The first of those big plays came early in the first quarter. After Minnesota took a 2-0 lead on a safety, Gray — on his first throw of the game — connected with a wide-open Isaac Fruechte for a 27-yard touchdown. Late in the frame, Gray called his own number on a zone read and ran 75 yards up the middle for another score.

“We worked on that play a lot,” he said. “For me to go 75 yards, I never thought that would happen.”

It was more of the same in the second quarter. Gray connected with tight end John Rabe for a two-yard touchdown, ran for an 11-yard score and stuck the proverbial fork in the Wildcats.
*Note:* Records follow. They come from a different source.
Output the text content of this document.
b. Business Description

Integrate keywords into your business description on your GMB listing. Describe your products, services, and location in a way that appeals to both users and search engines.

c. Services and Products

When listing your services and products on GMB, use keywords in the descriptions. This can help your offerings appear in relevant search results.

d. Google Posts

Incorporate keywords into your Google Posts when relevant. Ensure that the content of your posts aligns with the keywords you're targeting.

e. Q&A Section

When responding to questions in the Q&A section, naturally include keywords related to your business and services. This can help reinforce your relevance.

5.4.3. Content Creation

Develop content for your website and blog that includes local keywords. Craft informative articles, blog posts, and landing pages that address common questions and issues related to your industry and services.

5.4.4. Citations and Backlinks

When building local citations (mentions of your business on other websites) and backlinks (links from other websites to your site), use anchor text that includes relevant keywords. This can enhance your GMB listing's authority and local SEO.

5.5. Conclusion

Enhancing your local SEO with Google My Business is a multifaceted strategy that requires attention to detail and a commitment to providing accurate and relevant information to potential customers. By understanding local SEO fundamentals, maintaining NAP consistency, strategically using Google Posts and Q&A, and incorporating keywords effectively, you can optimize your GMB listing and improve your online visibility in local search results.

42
Minnesota took a 30-7 lead into halftime.

Ballgame.

“We were just in more of a rhythm as an offense in general,” Rabe said. “I feel like everyone was more calm. ... Once we started relaxing, getting in our groove, we were a lot better than we were at UNLV.”

The Gophers (2-0) cruised in the second half en route to an easy victory. Minnesota pass-rushers injured New Hampshire starting quarterback Sean Goldrich on the opening drive. They hounded backup Andy Vailas until the game’s closing minutes.

“They were both really similar kind of quarterbacks. Both of them were scrambling threats,” defensive end D.L. Wilhite said. “Both liked to get out of the pocket, so there wasn’t that much of an adjustment.”

Wilhite finished with 1.5 sacks and a forced fumble, and trenchmate Ra’Shede Hageman had a pair of sacks as well. The pass rush disrupted New Hampshire’s no-huddle offense and prevented Vailas from getting into a rhythm.

“We did pretty good against the run, pretty good on third down. We had four sacks,” linebacker Mike Rallis said. “The [defensive] line is putting pressure on them, and that really disrupts things for an offense.”

Donnell Kirkwood finished with 70 yards rushing and a touchdown and effectively established himself as the team’s top running back. Tailback James Gillum, who split carries with Kirkwood last week, had just one yard and a fumble on five carries.

As a unit, the Gophers rushed for 240 yards. Gray said after the game, “It really doesn’t matter if we’re running the ball or throwing the ball. Getting that rhythm helps out a lot.”

Minnesota played in front of an announced crowd of 47,022. The student section was practically full. Kill and athletics director Norwood Teague spent time Friday meeting fans and giving away student tickets in an effort to fill the student section. It worked.